大谷-定古墳群(読み)おおやさだこふんぐん

国指定史跡ガイド 「大谷-定古墳群」の解説

おおやさだこふんぐん【大谷-定古墳群】


岡山県真庭市上中津井にある古墳群。吉備高原に囲まれた盆地を流れる中津井川流域に位置する。大谷1号墳は7世紀後半に築造され、3段築成で、前面の方形壇まで含めると1辺約22mの方墳である。発掘調査で、大谷1号墳の切り石積み横穴式石室からは、金で飾った装飾付大刀(たち)などが出土している。大谷1号墳の1.5km東側の山裾に、定北古墳、定東塚古墳、定西塚古墳、定4号古墳、定5号墳と、合わせて5つの古墳からなる定古墳群がある。いずれも方墳で、定北古墳は1辺約25m、築造されたのは7世紀中ごろ。隣接する定東塚古墳と定西塚古墳は1辺15~25m、7世紀前半から中ごろに相次いで築造された。定4号墳は7世紀末~8世紀初頭の築造、定5号墳はやや小規模な方墳で7世紀後半の築造とされる。大谷-定古墳群はいずれも斜面を利用した段築成の墳丘の前面に、2段の外護列石をもつ方墳という共通した特徴があり、造墓技術の変遷を限られた地域内でたどることができる。
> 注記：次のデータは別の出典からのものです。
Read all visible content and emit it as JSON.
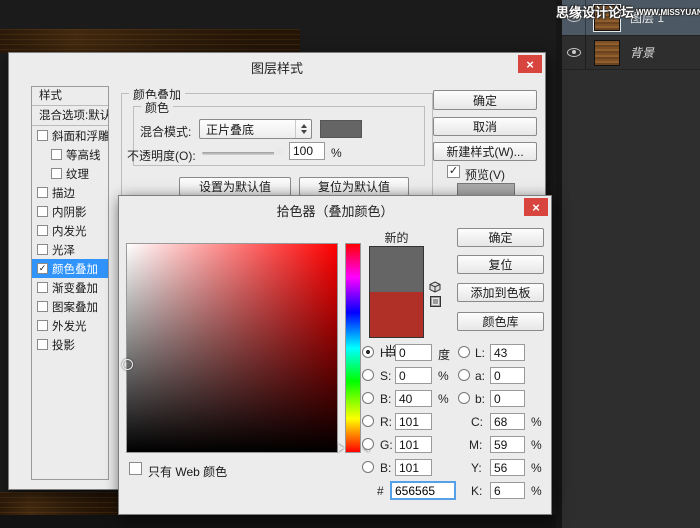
{
  "icons": {
    "close": "×",
    "check": "✓"
  },
  "watermark": {
    "site_name": "思缘设计论坛",
    "site_url": "WWW.MISSYUAN.COM"
  },
  "layers_panel": {
    "layer1_name": "图层 1",
    "background_name": "背景"
  },
  "layer_style": {
    "title": "图层样式",
    "sidebar": {
      "header": "样式",
      "blending_options": "混合选项:默认",
      "items": [
        {
          "label": "斜面和浮雕"
        },
        {
          "label": "等高线"
        },
        {
          "label": "纹理"
        },
        {
          "label": "描边"
        },
        {
          "label": "内阴影"
        },
        {
          "label": "内发光"
        },
        {
          "label": "光泽"
        },
        {
          "label": "颜色叠加"
        },
        {
          "label": "渐变叠加"
        },
        {
          "label": "图案叠加"
        },
        {
          "label": "外发光"
        },
        {
          "label": "投影"
        }
      ]
    },
    "group_title": "颜色叠加",
    "color_group_title": "颜色",
    "blend_mode_label": "混合模式:",
    "blend_mode_value": "正片叠底",
    "blend_swatch_color": "#656565",
    "opacity_label": "不透明度(O):",
    "opacity_value": "100",
    "opacity_unit": "%",
    "set_default": "设置为默认值",
    "reset_default": "复位为默认值",
    "ok": "确定",
    "cancel": "取消",
    "new_style": "新建样式(W)...",
    "preview": "预览(V)"
  },
  "color_picker": {
    "title": "拾色器（叠加颜色）",
    "new_label": "新的",
    "current_label": "当前",
    "new_color": "#656565",
    "current_color": "#b03028",
    "ok": "确定",
    "reset": "复位",
    "add_to_swatches": "添加到色板",
    "color_library": "颜色库",
    "rows_left": [
      {
        "label": "H:",
        "value": "0",
        "unit": "度"
      },
      {
        "label": "S:",
        "value": "0",
        "unit": "%"
      },
      {
        "label": "B:",
        "value": "40",
        "unit": "%"
      },
      {
        "label": "R:",
        "value": "101",
        "unit": ""
      },
      {
        "label": "G:",
        "value": "101",
        "unit": ""
      },
      {
        "label": "B:",
        "value": "101",
        "unit": ""
      }
    ],
    "rows_right": [
      {
        "label": "L:",
        "value": "43",
        "unit": ""
      },
      {
        "label": "a:",
        "value": "0",
        "unit": ""
      },
      {
        "label": "b:",
        "value": "0",
        "unit": ""
      },
      {
        "label": "C:",
        "value": "68",
        "unit": "%"
      },
      {
        "label": "M:",
        "value": "59",
        "unit": "%"
      },
      {
        "label": "Y:",
        "value": "56",
        "unit": "%"
      },
      {
        "label": "K:",
        "value": "6",
        "unit": "%"
      }
    ],
    "hex_label": "#",
    "hex_value": "656565",
    "web_only": "只有 Web 颜色"
  },
  "colors": {
    "selection_blue": "#3094fb",
    "close_red": "#d8453e",
    "panel_bg": "#2e2e2e"
  }
}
定4・5号墳を除いた4基は、吉備地域を代表する首長墳と考えられている。岡山県内の古墳時代後期の大型首長墓はいずれも南部に位置するが、7世紀前半以降は北部のこの地で大型首長墓が継続的に築かれており、吉備地域全体が関わる変動をうかがわせる。2008年(平成20)に国の史跡に指定された。JR伯備線備中高梁駅から備北バス「中津井」下車、徒歩約10分。